You can find every aspect of the Overleaves, Negative vs Positive Poles, Chief Features, and totally engaged Young Soul behavior in baseball. You can watch highly competent players start careers straight out of high school, or “overnight successes” who are in their 30s and have bounced around in the minor leagues. It’s easier to see the positives, along with the negatives, of those in Young Soul Age when following a major league sport. This is important because it’s very easy to pick up a sneer and bigotry about “Oh, that’s Young Soul.” I like the vitality and energy of baseball and its players. They are some remarkable people in full Action center. And, I see enough evidence about some to know that they’ll finish their 4th IMs in Positive Poles, too.


2 comments to Validating Michael through Popular Culture

  • Maureen


    Baseball is the one sport that I really like.
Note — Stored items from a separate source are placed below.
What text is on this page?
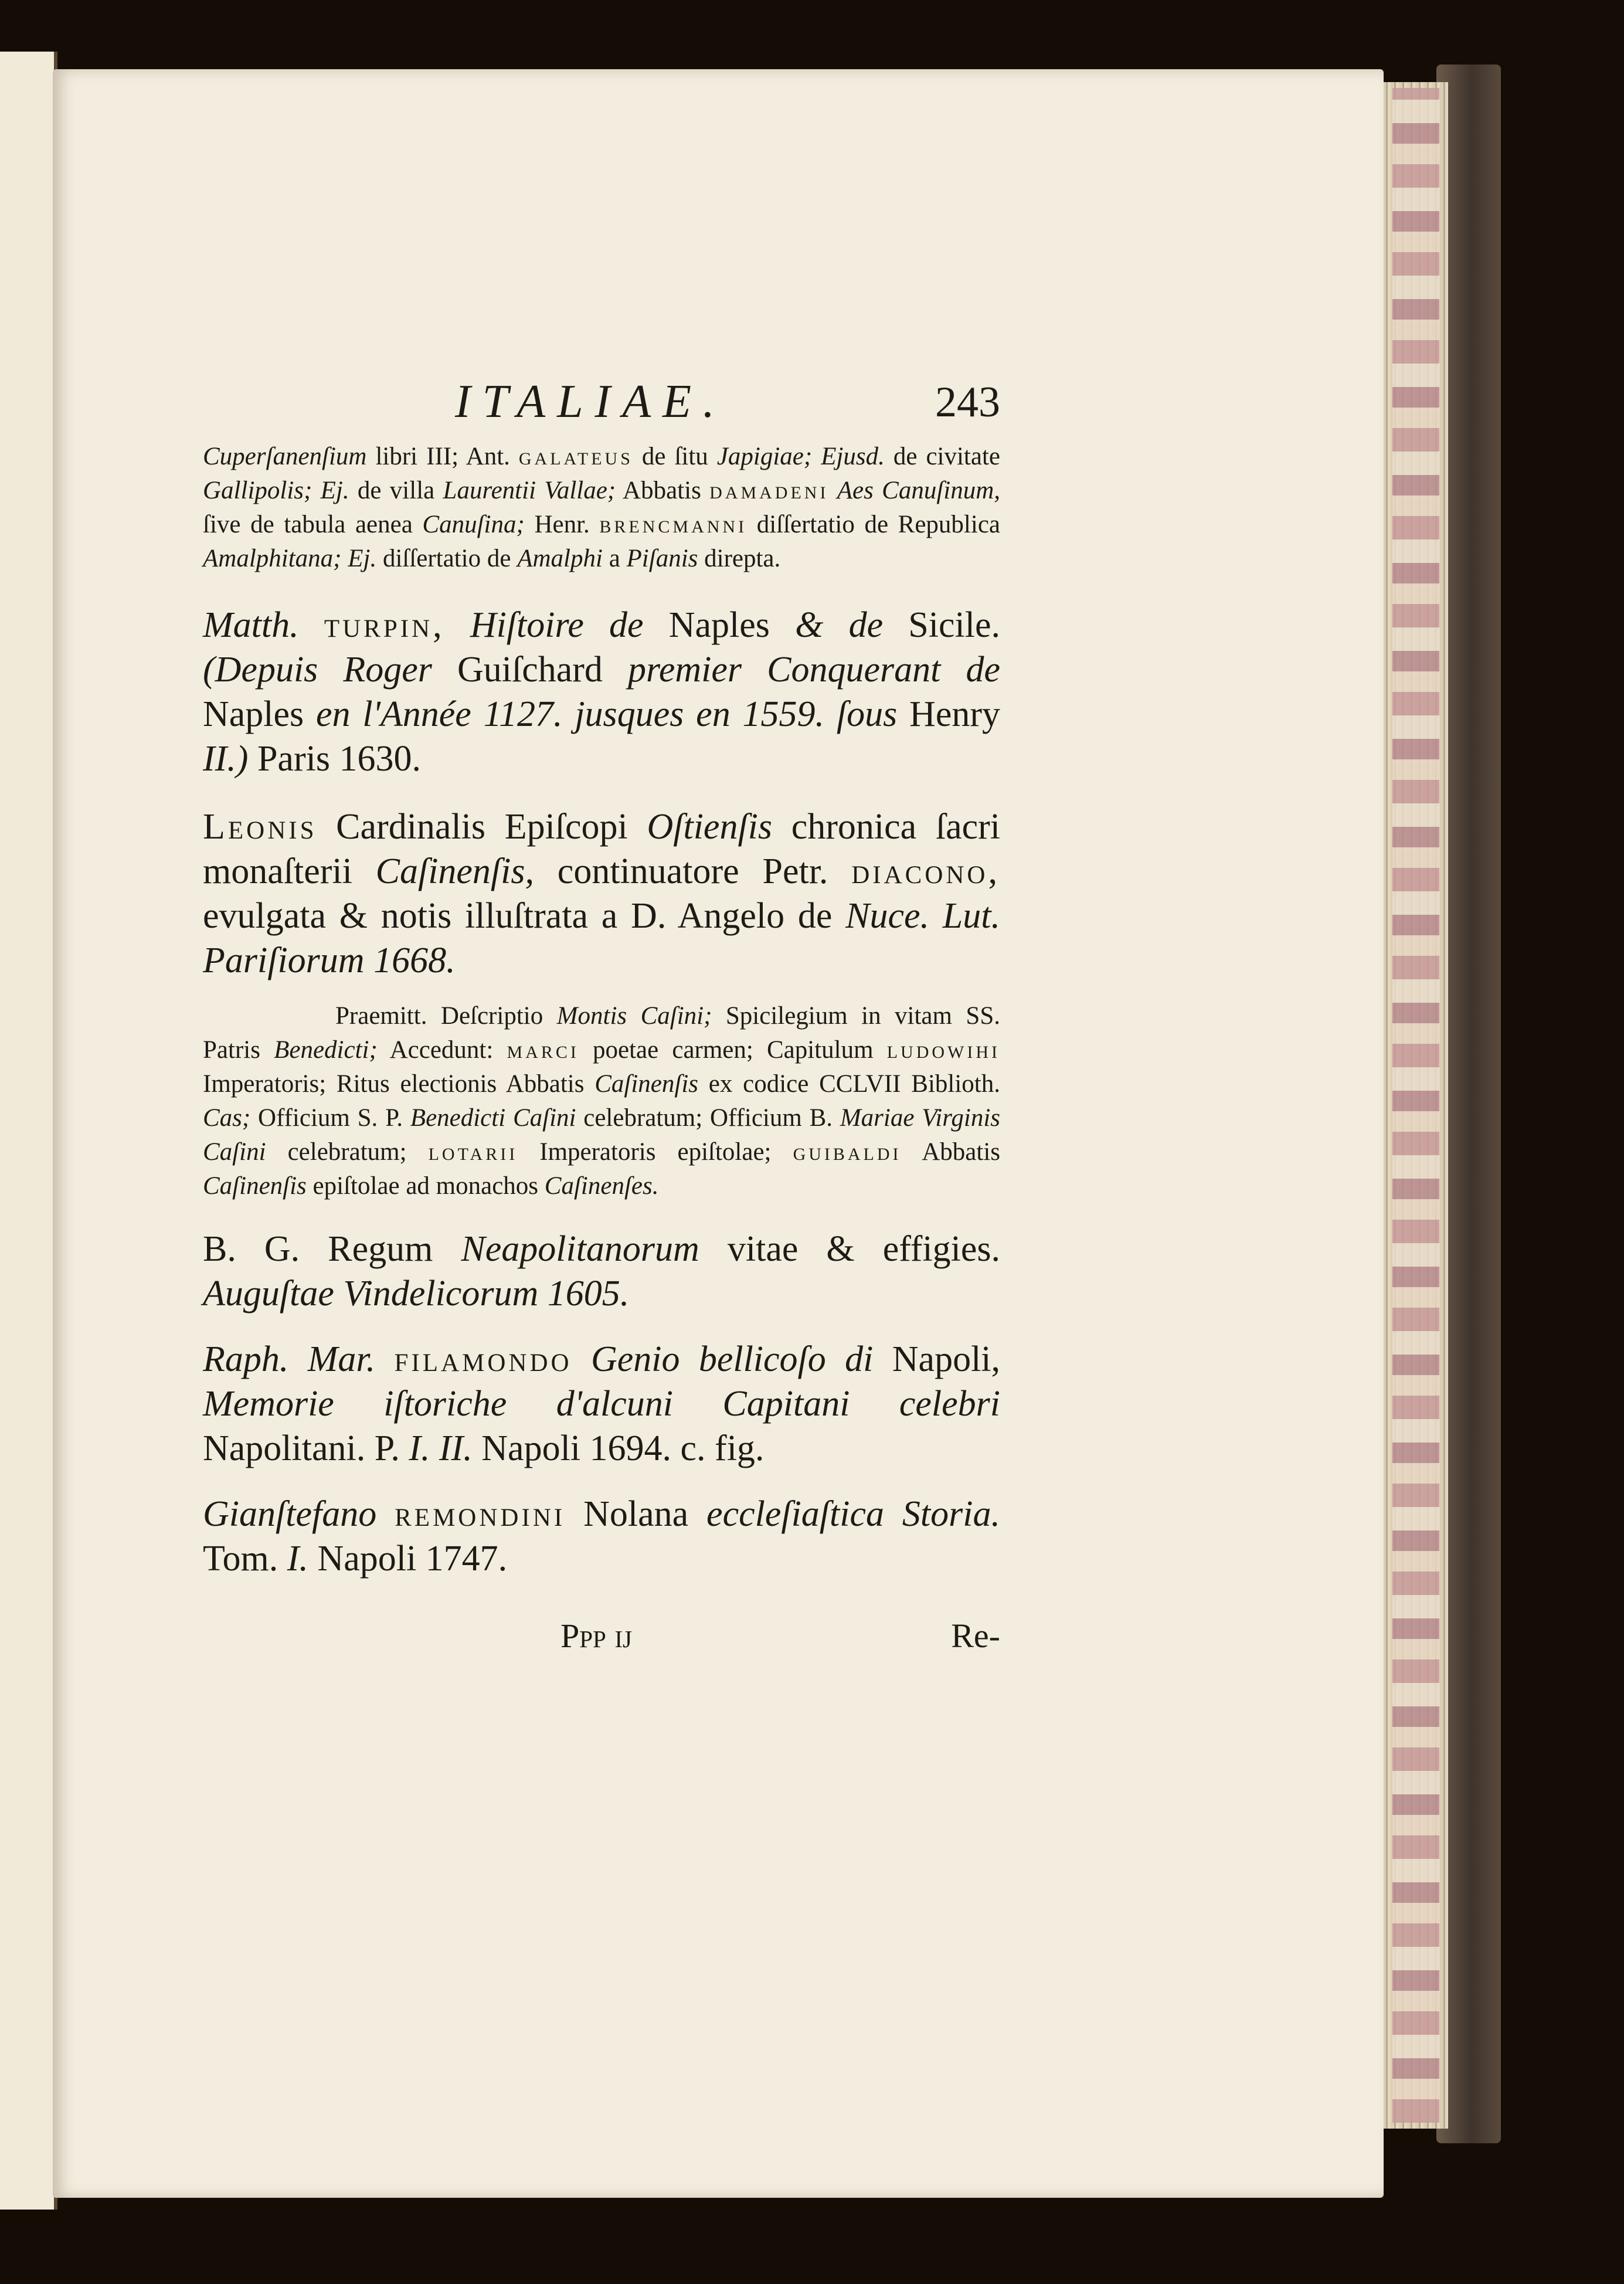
ITALIAE.	243

Cuperſanenſium libri III; Ant. galateus de ſitu Japigiae; Ejusd. de civitate Gallipolis; Ej. de villa Laurentii Vallae; Abbatis damadeni Aes Canuſinum, ſive de tabula aenea Canuſina; Henr. brencmanni diſſertatio de Republica Amalphitana; Ej. diſſertatio de Amalphi a Piſanis direpta.

Matth. turpin, Hiſtoire de Naples & de Sicile. (Depuis Roger Guiſchard premier Conquerant de Naples en l'Année 1127. jusques en 1559. ſous Henry II.) Paris 1630.

Leonis Cardinalis Epiſcopi Oſtienſis chronica ſacri monaſterii Caſinenſis, continuatore Petr. diacono, evulgata & notis illuſtrata a D. Angelo de Nuce. Lut. Pariſiorum 1668.

Praemitt. Deſcriptio Montis Caſini; Spicilegium in vitam SS. Patris Benedicti; Accedunt: marci poetae carmen; Capitulum ludowihi Imperatoris; Ritus electionis Abbatis Caſinenſis ex codice CCLVII Biblioth. Cas; Officium S. P. Benedicti Caſini celebratum; Officium B. Mariae Virginis Caſini celebratum; lotarii Imperatoris epiſtolae; guibaldi Abbatis Caſinenſis epiſtolae ad monachos Caſinenſes.

B. G. Regum Neapolitanorum vitae & effigies. Auguſtae Vindelicorum 1605.

Raph. Mar. filamondo Genio bellicoſo di Napoli, Memorie iſtoriche d'alcuni Capitani celebri Napolitani. P. I. II. Napoli 1694. c. fig.

Gianſtefano remondini Nolana eccleſiaſtica Storia. Tom. I. Napoli 1747.

Ppp ij	Re-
I used to enjoy going to see the Blue Jays play, here in Toronto, but haven’t been to a game in many years. I like the pace and the energy of the players, the managers etc., and the fans/viewers.

    Hockey and basketball is so fast (for me) that it’s boring to watch. I used to like football but grew to dislike the extreme aggressiveness of it — from the players AND the fans.

    Baseball is just right for me. The reverential focus in play at games reminds me a little bit of golf. I like the purity of the game and appreciate that it stands on it’s own without having to add any embellishments (i.e. cheerleaders) that can distract viewers from the actual game or from enjoying the fan-companionship, in the stands, in between plays.

    Interesting, Lorie is an avid sports viewer and watches anything and everything, from ultimate fighters “duking it out” to race cars going around a track, but not baseball — he finds it boring.

    To each his own. :)


  • LOL — It IS boring if one were to wholly concentrate on it. That’s why it requires all of that fan participation. For me I rely on instant replay — know that if I manage to miss some special move, it’ll get replayed. I like the team mascots — the tomfoolery of them.

    I find cheerleaders offensive. It’s one of those women as sex objects aspect of our culture. Football could benefit from having squads of clownish “mascots”.